Brothers In Code

...a serious misallocation of .net resources

Querying IIS Logs with Excel and MS Query

I needed to see which services in a wcf project were taking an unfair share of time.  The most accessible method is to analyze the iis logs.  However, I didn’t want to spend all day figuring out how to use some of the analytical features in Excel so I opted to use SQL instead.

Converting the File

The logs are in a space delimited text format by default so you’ll need to convert it to an Excel file instead.
Open excel, and then chose File.Open and browse to your file.   You’ll need to change the filter to “all files”

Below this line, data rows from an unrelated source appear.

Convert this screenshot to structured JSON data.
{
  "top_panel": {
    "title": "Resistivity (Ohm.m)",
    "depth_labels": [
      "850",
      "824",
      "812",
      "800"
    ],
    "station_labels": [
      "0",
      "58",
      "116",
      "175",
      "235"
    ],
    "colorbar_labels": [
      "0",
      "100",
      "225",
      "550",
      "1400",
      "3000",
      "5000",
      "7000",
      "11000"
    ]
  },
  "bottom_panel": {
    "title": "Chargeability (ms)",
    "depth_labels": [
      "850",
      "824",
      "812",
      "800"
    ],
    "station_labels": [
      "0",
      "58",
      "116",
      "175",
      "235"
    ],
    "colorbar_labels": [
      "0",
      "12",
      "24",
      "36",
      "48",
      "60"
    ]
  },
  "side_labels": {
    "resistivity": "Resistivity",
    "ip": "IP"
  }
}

In this case the IIS Logs are space delimited…

 

For the most part “general” data type is fine, but you may need to return here and change this if you run into a data type error in your query.

 

Save the file. Select No when prompted to save in the current format and select xlsx instead.

 

Querying the Excel File

Create a blank workbook.  On the data tab, select From Other Sources. From Microsoft Query.

 

Choose Excel Files as the data source and then select the Excel file you just created.

 

You’ll be prompted to choose columns.  You can use the picker or just click cancel to go right to the designer (say yes at the prompt to continue editing).

 

Add the table(s) (sheets) from your Excel file that you’d like to query.

 

 

From there you’ll be in the designer.  You may want to just double click on the ‘*’ in the column selector and click the “SQL” button to get you started.  After that you can execute whatever SQL you like.  For example, group by request, the top running pages:

SELECT t.`cs-uri-stem`, Count(*), Sum(t.`time-taken`) AS 'totaltime', Min(t.`time-taken`) AS
'mintime', Max(t.`time-taken`) AS 'maxtime', Avg(t.`time-taken`) AS 'avgtime'
FROM `C:\Temp\u_ex130513.xlsx`.`u_ex130513$` t
GROUP BY t.`cs-uri-stem`
ORDER BY Sum(t.`time-taken`) DESC

 

Click ok in your query and then close query editor.  You’ll then pop back into excel and will be prompted for a starting cell to place your query data.


 

Done. If you know SQL better than you know the functions in Excel, this is a much easier way to analyze a spreadsheet.